Mendonça usou uma analogia contundente para descrever o estado da nação em matéria de segurança: “Estamos doentes e enfermos e estamos querendo tratar câncer com AAS [Ácido Acetilsalicílico, popularmente conhecido como aspirina]”, afirmou o ministro do STF à plateia, indicando que as medidas adotadas até aqui seriam insuficientes para a gravidade do problema que o país atravessa.
Em sua análise, o ministro comparou a situação brasileira com a de países vizinhos na América Latina, sustentando que nações como Paraguai, Argentina e Chile estariam em melhor posição no que tange à segurança. O tema foi o principal debate da campanha eleitoral para a presidência do Chile, cujo primeiro turno aconteceu neste domingo e terminou com candidatos de esquerda e de direita no segundo turno.
Domínio do crime organizado no Rio
O Rio de Janeiro foi citado como exemplo emblemático do colapso da segurança pública. Mendonça foi categórico ao declarar que o crime organizado exerce domínio sobre a capital fluminense.
Para ilustrar a gravidade, o ministro narrou uma experiência pessoal que expôs a fragilidade do Estado: “Dia desses tentei fazer agenda como ministro do STF numa comunidade do Rio e não pude ir por falta de segurança mínima.” A impossibilidade de um membro da mais alta Corte do país cumprir compromissos em parte da cidade por risco à sua integridade ressalta o controle territorial exercido por facções criminosas.

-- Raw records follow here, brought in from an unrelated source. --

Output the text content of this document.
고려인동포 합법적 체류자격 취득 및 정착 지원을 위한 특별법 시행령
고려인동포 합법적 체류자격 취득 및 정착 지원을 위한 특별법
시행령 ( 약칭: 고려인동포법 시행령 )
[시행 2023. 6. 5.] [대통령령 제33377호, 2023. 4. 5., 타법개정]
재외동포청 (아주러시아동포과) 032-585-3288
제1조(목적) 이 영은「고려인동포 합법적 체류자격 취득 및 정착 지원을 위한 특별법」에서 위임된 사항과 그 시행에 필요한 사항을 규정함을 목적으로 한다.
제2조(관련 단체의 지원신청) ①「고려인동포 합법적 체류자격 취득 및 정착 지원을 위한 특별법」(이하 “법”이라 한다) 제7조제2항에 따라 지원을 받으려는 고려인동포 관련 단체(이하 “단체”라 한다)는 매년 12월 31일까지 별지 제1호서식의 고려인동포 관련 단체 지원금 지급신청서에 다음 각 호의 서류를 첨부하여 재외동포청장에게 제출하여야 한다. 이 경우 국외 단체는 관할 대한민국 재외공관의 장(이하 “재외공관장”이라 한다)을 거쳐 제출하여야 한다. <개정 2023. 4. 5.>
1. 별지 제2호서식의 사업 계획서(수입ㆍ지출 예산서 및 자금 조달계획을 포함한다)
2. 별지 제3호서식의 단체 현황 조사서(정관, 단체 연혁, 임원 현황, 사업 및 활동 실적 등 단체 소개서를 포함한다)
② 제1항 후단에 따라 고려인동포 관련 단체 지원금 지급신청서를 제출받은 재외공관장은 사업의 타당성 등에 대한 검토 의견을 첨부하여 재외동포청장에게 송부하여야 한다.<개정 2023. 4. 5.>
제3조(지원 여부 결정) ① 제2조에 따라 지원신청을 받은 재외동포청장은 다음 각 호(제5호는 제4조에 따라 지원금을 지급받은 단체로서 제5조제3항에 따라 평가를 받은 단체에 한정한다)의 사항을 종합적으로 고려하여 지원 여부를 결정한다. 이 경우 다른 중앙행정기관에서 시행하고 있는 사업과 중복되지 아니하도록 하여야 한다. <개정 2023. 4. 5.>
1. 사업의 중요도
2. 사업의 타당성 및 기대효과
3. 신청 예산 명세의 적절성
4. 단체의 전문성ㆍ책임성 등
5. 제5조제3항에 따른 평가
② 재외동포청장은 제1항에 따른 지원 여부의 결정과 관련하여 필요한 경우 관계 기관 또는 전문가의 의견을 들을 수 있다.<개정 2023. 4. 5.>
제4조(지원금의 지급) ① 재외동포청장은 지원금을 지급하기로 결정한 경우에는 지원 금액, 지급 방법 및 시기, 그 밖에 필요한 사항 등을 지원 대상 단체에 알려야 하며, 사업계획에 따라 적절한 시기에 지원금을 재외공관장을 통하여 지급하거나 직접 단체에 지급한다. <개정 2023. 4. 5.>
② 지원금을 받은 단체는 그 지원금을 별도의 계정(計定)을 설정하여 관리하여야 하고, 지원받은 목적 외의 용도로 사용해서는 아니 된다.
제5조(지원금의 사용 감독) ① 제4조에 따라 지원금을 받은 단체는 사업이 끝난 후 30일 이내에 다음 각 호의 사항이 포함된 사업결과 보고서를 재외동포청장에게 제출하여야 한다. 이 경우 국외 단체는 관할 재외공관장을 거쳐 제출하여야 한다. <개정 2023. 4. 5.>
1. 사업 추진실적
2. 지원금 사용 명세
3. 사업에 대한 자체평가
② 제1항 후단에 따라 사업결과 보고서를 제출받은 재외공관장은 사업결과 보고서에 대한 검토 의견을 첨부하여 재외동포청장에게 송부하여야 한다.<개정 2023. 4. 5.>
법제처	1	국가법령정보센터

As declarações do ministro Mendonça traduzem um sentimento geral sobre a urgência de uma reavaliação nas estratégias de segurança pública, apontando para a necessidade de um tratamento mais profundo e eficaz para o que ele considera ser um “câncer” social.
Há meses o governo federal aguarda a análise pelo Congresso de um projeto de segurança pública, sem que haja interesse do Parlamento em tratar a questão.
Depois da Operação Contenção, feita pela polícia do Rio e que resultou na morte de 121 pessoas, incluindo quatro policiais, o Ministério da Justiça apresentou uma proposta legislativa chamada Projeto Antifacção. A situação, porém, se complicou porque o presidente da Câmara dos Deputados escolheu o deputado bolsonarista Guilherme Derrite como relator. Ele tentou impedir a Polícia Federal de investigar o crime organizado nos estados sem autorização dos governadores e enquadrar o crime organizado como narcoterrorismo — interpretação que, segundo críticos, poderia permitir que exércitos estrangeiros entrassem no país para guerrear com traficantes.